Satisfied by the lack of toxicity in the mice and NHPs, a clinical batch of the lipid nanoparticle mRNA gene editing treatment, named k-abe, was manufactured (6 months). Off-target editing analyses of the clinical batch were acceptable, and an IND application was approved by the FDA at 7 months. Two doses were administered to the infant, at 7 and 8 months of age, together with concomitant prophylactic immunosuppression (sirolimus and tacrolimus) to prevent immunisation against the transgenic enzyme. Partial efficacy was evidenced by good control of plasma ammonia and glutamine levels during a period of clinical stability and during two viral illnesses, an increase of orotic acid allowing a well-tolerated normalisation of dietary protein intake and a halved dose of nitrogen scavenger. No safety issues were reported, but only two low doses were delivered (0.1 and 0.3 mg/kg respectively), and clearly longer-term follow-up is needed.

This was an ideal candidate disease to trial this type of innovative therapy for the first time—a severe neonatal presentation of a disease with predictable consequences and lack of alternative therapeutic options other than liver transplantation in infancy. The patient remained stable with no major hyperammonaemic decompensation before dosing. As the authors of the article stated, mortality of neonatal onset CPS I deficiency is approximately 50% in infancy and whilst liver transplantation may be curative, many infants are too unwell or not large enough to receive a liver transplant. It is possible that gene editing may be used as a bridge to liver transplant, although the hope is that it will act as a standalone, definitively curative therapy.

This may be a taste of a distant future, but it is difficult to envisage how such a detailed operation dedicated to cure a single child could be upscaled to treating large numbers of children with multiple different rare genetic diseases. It is essential that targeted IMDs should have a ‘window of opportunity’, where the phenotype remains stable enough to wait for the therapy to be designed, tested preclinically and formulated according to Good Manufacturing Practice (GMP) standards. There are enormous implications in terms of costs and manpower needed to deliver such therapies at scale. It is also unlikely that all mutations will be amenable to such editing success, nor is it known how frequently off-target editing will occur, potentially leading to adverse effects. A mutation specific gene editing approach may be more successful for common mutations, but the reality for urea cycle defects and many other IMDs is that there are hundreds of private mutations. This is a competitive space, with other possible solutions including PRIME editing [2], whole gene insertion approaches mediated by nucleases such as ARCUS (which is being used in the OTC-HOPE study, an iECURE-sponsored phase I/II clinical trial to treat another urea cycle disorder, ornithine transcarbamylase deficiency [3]) and in vivo lentiviral gene therapy [4], in addition to AAV mediated gene therapy [5] and mRNA therapies [6] that are already in the clinic, in clinical trials or in IND enabling stage.

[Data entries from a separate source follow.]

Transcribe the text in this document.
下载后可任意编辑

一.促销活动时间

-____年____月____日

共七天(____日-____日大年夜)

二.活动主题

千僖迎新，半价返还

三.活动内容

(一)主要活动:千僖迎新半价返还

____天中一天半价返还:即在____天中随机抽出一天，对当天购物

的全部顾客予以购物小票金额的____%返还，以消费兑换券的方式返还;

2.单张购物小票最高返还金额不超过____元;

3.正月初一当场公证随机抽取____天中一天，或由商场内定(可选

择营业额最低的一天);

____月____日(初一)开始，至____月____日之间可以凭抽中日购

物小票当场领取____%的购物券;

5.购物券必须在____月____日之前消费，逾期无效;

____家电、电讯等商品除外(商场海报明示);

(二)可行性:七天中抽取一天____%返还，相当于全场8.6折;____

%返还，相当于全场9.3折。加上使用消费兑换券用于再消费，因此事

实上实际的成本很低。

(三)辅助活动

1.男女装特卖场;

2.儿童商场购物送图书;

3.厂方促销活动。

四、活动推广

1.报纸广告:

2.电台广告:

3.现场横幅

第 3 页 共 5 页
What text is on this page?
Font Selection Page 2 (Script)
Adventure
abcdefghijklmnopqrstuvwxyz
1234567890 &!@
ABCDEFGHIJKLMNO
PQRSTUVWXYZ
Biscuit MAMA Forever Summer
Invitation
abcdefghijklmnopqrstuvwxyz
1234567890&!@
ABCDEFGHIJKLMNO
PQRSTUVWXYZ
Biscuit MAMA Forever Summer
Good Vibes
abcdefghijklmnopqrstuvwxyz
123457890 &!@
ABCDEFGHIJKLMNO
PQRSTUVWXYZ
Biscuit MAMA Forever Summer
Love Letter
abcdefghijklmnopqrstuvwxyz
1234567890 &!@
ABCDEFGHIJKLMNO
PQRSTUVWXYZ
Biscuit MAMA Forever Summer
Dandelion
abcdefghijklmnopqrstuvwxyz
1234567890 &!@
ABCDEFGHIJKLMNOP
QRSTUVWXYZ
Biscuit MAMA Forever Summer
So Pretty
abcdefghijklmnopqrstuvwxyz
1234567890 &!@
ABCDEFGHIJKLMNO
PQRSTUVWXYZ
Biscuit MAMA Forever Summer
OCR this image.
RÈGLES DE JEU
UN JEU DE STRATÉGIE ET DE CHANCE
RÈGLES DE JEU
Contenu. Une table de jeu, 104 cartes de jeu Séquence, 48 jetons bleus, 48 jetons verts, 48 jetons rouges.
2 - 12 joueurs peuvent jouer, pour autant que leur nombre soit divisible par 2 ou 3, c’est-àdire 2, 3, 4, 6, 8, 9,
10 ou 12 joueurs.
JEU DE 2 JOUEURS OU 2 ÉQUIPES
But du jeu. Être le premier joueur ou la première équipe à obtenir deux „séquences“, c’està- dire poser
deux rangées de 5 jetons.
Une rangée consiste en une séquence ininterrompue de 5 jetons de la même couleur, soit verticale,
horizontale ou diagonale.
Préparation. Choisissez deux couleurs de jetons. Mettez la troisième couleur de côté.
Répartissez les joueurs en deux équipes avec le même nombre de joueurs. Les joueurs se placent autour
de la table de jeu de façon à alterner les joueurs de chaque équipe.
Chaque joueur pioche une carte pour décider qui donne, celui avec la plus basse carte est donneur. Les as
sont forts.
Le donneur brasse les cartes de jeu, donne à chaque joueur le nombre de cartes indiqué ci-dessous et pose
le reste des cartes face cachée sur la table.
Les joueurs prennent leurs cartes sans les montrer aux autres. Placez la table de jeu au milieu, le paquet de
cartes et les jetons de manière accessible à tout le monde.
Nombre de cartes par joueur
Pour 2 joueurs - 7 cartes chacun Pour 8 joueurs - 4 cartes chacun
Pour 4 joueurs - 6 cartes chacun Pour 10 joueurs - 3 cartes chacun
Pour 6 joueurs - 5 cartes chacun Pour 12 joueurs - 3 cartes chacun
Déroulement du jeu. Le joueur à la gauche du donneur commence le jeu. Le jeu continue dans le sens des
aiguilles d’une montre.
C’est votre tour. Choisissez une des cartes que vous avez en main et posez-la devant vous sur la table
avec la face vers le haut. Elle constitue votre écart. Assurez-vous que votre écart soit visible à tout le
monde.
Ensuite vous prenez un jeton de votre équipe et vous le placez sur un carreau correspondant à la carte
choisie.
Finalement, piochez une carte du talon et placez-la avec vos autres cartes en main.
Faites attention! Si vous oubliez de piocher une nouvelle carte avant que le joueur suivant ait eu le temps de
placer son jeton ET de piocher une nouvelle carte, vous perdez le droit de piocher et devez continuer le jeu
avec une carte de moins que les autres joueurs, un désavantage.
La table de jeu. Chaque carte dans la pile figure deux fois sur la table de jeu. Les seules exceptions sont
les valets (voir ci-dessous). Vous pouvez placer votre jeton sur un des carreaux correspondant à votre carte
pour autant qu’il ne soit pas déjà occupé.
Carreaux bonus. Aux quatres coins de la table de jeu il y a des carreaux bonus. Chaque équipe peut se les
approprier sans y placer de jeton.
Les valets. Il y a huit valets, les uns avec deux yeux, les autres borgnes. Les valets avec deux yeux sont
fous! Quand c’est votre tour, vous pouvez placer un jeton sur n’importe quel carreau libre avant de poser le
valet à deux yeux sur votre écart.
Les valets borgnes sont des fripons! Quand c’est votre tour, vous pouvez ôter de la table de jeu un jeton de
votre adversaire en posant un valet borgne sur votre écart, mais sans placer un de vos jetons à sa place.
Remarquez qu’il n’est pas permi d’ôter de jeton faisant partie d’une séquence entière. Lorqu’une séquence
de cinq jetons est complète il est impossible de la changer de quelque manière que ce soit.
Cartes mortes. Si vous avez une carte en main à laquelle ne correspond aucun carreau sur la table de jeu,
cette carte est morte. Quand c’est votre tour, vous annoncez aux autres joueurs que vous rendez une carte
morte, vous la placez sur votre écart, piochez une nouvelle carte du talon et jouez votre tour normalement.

The key message is that this whirlwind delivery of a patient-specific base editing therapy is a significant milestone for IMD, heralding the possibility of rapid targeted personalised medicine therapies for children affected by IMDs going forward. A well-anticipated and designed pipeline and the involvement of a rapidly responding regulatory agency were essential to pave the way for a record-breaking individualised therapy. Developing a widely available therapeutic platform for patients would be an ideal scenario. Whether this can be translated into reality remains to be seen.

The authors declare no conflicts of interest.